Deep transcriptome and metabolome analysis to dissect untapped spatial dynamics of specialized metabolism in Saussurea costus (Falc.) Lipsch

Saussurea costus (Falc.) is an endangered medicinal plant possessing diverse phytochemical compounds with clinical significance and used to treat numerous human ailments. Despite the source of enriched phytochemicals, molecular insights into spatialized metabolism are poorly understood in S. costus. This study investigated the dynamics of organ-specific secondary metabolite biosynthesis using deep transcriptome sequencing and high-throughput UHPLC-QTOF based untargeted metabolomic profiling. A de novo assembly from quality reads fetched 59,725 transcripts with structural (53.02%) and functional (66.13%) annotations of non-redundant transcripts. Of the 7,683 predicted gene families, 3,211 were categorized as ‘single gene families’. Interestingly, out of the 4,664 core gene families within the Asterids, 4,560 families were captured in S. costus. Organ-specific differential gene expression analysis revealed significant variations between leaves vs. stems (23,102 transcripts), leaves vs. roots (30,590 transcripts), and roots vs. stems (21,759 transcripts). Like-wise, putative metabolites (PMs) were recorded with significant differences in leaves vs. roots (250 PMs), leaves vs. stem (350 PMs), and roots vs. stem (107 PMs).
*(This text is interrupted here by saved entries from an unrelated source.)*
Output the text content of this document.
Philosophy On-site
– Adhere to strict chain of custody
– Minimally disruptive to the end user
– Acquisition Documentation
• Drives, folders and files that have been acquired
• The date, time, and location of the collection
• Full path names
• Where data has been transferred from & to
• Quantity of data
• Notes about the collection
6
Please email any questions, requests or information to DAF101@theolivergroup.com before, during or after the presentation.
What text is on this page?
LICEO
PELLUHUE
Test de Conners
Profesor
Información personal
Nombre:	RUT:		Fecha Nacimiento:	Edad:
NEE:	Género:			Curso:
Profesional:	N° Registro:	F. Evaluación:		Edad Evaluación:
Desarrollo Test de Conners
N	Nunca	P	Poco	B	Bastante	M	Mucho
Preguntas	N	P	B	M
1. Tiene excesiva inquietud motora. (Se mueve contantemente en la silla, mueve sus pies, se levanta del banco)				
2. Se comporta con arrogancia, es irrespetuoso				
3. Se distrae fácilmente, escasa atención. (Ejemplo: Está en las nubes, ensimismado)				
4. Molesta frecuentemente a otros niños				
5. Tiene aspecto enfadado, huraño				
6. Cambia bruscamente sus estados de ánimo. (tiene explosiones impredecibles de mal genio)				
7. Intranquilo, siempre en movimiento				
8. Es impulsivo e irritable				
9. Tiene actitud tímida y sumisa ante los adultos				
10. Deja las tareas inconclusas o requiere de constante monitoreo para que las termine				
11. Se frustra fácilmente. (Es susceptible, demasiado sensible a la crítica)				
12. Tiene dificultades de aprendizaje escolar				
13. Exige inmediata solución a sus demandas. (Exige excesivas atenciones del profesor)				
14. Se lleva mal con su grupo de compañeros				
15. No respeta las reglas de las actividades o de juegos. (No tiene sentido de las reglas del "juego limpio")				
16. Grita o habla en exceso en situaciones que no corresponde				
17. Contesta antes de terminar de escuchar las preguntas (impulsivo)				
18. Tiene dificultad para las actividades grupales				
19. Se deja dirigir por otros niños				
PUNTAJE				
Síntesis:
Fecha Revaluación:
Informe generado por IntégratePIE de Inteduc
The integrative transcriptomic and metabolomic analysis identified organ-specific differences in the accumulation of important metabolites, including secologanin, menthofuran, taraxerol, lupeol, acetyleugenol, scopoletin, costunolide, and dehydrocostus lactone. Furthermore, a global gene co-expression network (GCN) identified putative regulators controlling the expression of key target genes of secondary metabolite pathways including terpenoid, phenylpropanoid, and flavonoid. The comprehensive functionally relevant genomic resource created here provides beneficial insights for upscaling targeted metabolite biosynthesis through genetic engineering, and for expediting association mapping efforts to elucidate the casual genetic elements controlling specific bioactive metabolites.